Oltre a Time Out of Mind, in cui interpreta un senzatetto per le strade di New York, presto lo vedremo in Il segreto, con barba e capelli lunghi in un ruolo “eccentrico e inusuale”. Il film, ambientato nella Philadelphia odierna, è anche il debutto alla regia di Andrew Renzi, regista trentenne. “per un giovane regista è difficile emergere – spiega – Una cosa buona da fare è scriversi il proprio film, magari con un protagonista forte che attiri gente verso la produzione. Con Andrew abbiamo passato un sacco di tempo a conoscerci, parlare del più e del meno, fare prove formali e informali e soprattutto bere tanto tè. Così ho capito che potevo fidarmi di lui come regista”.

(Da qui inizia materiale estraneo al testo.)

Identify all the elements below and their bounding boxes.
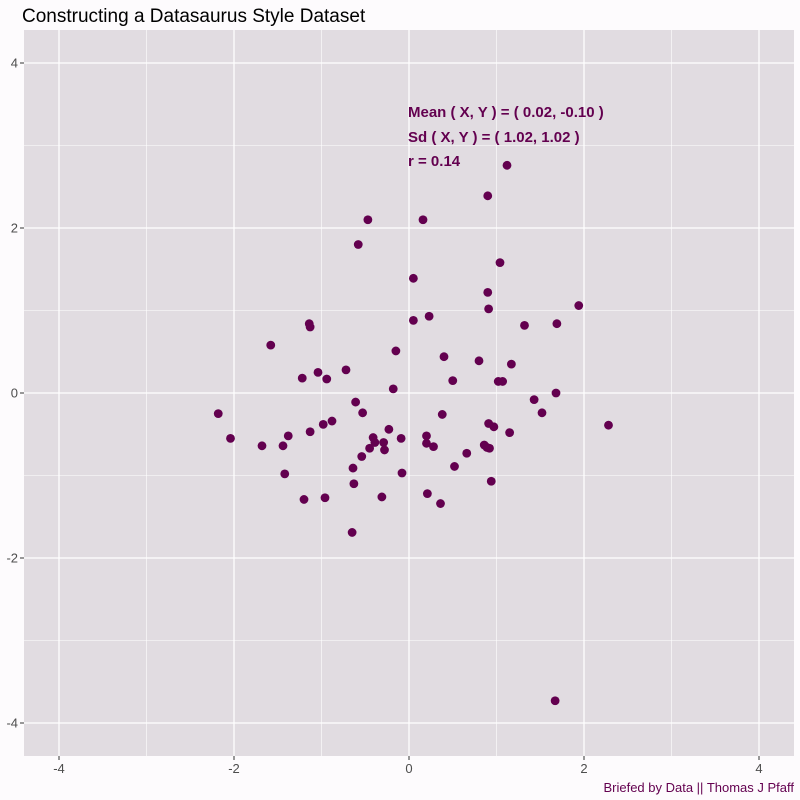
data-point — [297, 373, 307, 383]
data-point — [439, 352, 449, 362]
y-tick-label: 0 — [11, 386, 18, 401]
data-point — [437, 410, 447, 419]
data-point — [550, 696, 560, 706]
y-tick-label: -2 — [6, 551, 18, 566]
data-point — [408, 273, 418, 283]
data-point — [396, 433, 406, 443]
data-point — [483, 287, 493, 297]
x-tick-label: 4 — [755, 761, 762, 776]
data-point — [552, 319, 562, 329]
data-point — [502, 160, 512, 170]
data-point — [485, 443, 494, 453]
grid-lines — [24, 30, 794, 756]
data-point — [498, 377, 508, 386]
chart-title: Constructing a Datasaurus Style Dataset — [22, 6, 366, 27]
data-point — [322, 374, 332, 384]
data-point — [418, 215, 428, 225]
data-point — [384, 424, 394, 434]
data-point — [604, 420, 613, 430]
data-point — [422, 431, 431, 441]
data-point — [347, 528, 357, 537]
data-point — [349, 479, 359, 489]
chart-caption: Briefed by Data || Thomas J Pfaff — [603, 780, 794, 795]
data-point — [379, 438, 389, 447]
data-point — [283, 431, 293, 441]
data-point — [486, 476, 496, 486]
data-point — [377, 492, 387, 502]
data-point — [226, 433, 235, 443]
data-point — [408, 316, 418, 325]
data-point — [313, 367, 323, 377]
data-point — [436, 499, 445, 508]
data-point — [305, 427, 315, 437]
data-point — [529, 395, 539, 404]
data-point — [320, 493, 330, 503]
y-tick-label: 2 — [11, 221, 18, 236]
data-point — [388, 384, 398, 394]
data-point — [537, 408, 547, 418]
stat-correlation: r = 0.14 — [408, 153, 461, 170]
data-point — [484, 304, 494, 314]
data-point — [266, 340, 276, 350]
x-tick-label: -2 — [228, 761, 240, 776]
data-point — [397, 468, 407, 478]
data-point — [280, 469, 290, 479]
data-point — [357, 452, 367, 461]
data-point — [327, 416, 337, 426]
data-point — [462, 448, 472, 458]
data-point — [422, 438, 431, 448]
data-point — [520, 320, 529, 330]
x-tick-label: 0 — [405, 761, 412, 776]
data-point — [474, 356, 484, 366]
data-point — [489, 422, 499, 432]
x-tick-label: -4 — [53, 761, 65, 776]
data-point — [358, 408, 368, 418]
data-point — [429, 442, 438, 452]
data-point — [353, 240, 363, 249]
y-tick-label: -4 — [6, 716, 18, 731]
data-point — [380, 445, 389, 455]
stat-mean: Mean ( X, Y ) = ( 0.02, -0.10 ) — [408, 104, 604, 121]
data-point — [318, 419, 328, 429]
data-point — [506, 359, 516, 369]
data-point — [363, 215, 373, 225]
data-point — [370, 438, 380, 447]
data-point — [257, 441, 267, 451]
data-point — [483, 191, 493, 201]
data-point — [341, 365, 351, 375]
data-point — [424, 311, 434, 321]
stat-sd: Sd ( X, Y ) = ( 1.02, 1.02 ) — [408, 129, 580, 146]
data-point — [213, 409, 223, 419]
x-tick-label: 2 — [580, 761, 587, 776]
data-point — [278, 441, 288, 451]
data-point — [299, 495, 309, 504]
data-point — [365, 443, 375, 453]
data-points — [213, 160, 613, 706]
data-point — [574, 301, 584, 310]
data-point — [495, 258, 505, 268]
stats-annotation: Mean ( X, Y ) = ( 0.02, -0.10 ) Sd ( X, … — [408, 104, 604, 170]
data-point — [422, 489, 432, 499]
axis-ticks: -4 -2 0 2 4 -4 -2 0 2 4 — [6, 56, 762, 777]
data-point — [505, 428, 515, 437]
y-tick-label: 4 — [11, 56, 18, 71]
data-point — [450, 462, 459, 471]
data-point — [348, 463, 358, 473]
data-point — [448, 376, 458, 386]
data-point — [391, 346, 401, 356]
data-point — [305, 322, 315, 332]
data-point — [351, 397, 361, 407]
data-point — [551, 388, 561, 398]
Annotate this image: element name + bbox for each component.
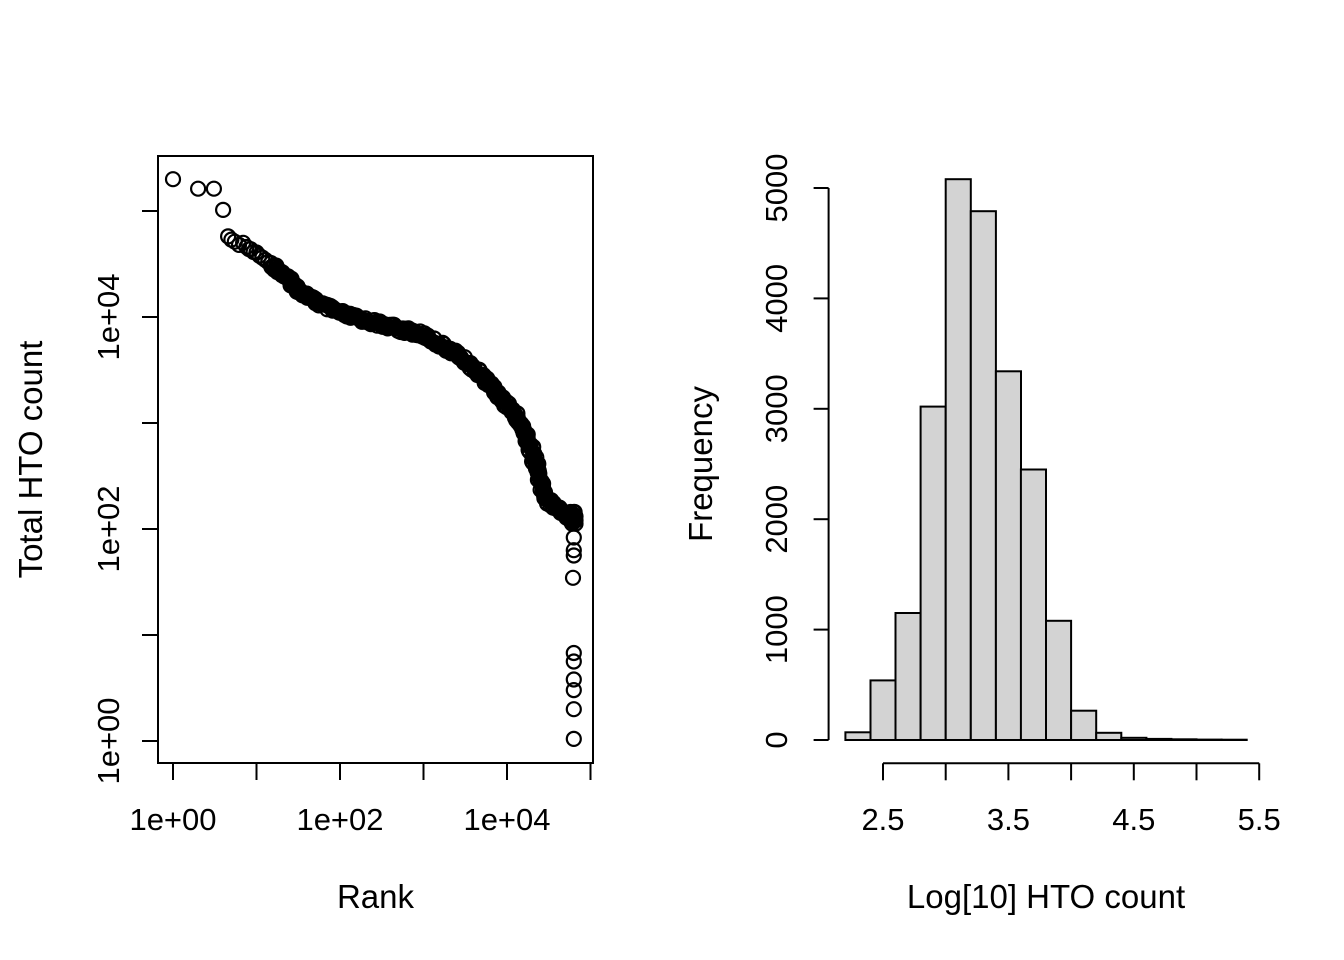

L'attore in Time Out of Mind: leggi qui la recensione del film

Una perla di saggezza da uno dei grandi del cinema americano? Eccola: “Un film è un essere vivente, e bisogna avere il coraggio di lasciare che cambi per diventare quello che deve essere. Il risultato finale può assomigliare all'idea iniziale, ma non è mai identico. Bisogna mantenere l'apertura mentale e difendere non il film che intendevi fare, ma quello che hai fatto. E poi è importante ascoltare il pubblico: ti dirà sempre se hai sbagliato qualcosa, se il ritmo è sbilanciato, se ci sono ripetizioni”. L'attore conclude raccontando del suo ultimo film: “Si chiama Oppenheimer Strategies, è diretto da un ottimo regista israeliano, Joseph Cedar, e racconta di Oppenheimer, un ebreo newyorchese che millanta di avere conoscenze altolocate perché vorrebbe essere incluso nella tavola dei potenti, in politica e in economia. È un film denso e difficile da descrivere, una delle sceneggiature più inusuali che abbia mai letto. Ho grandi aspettative”.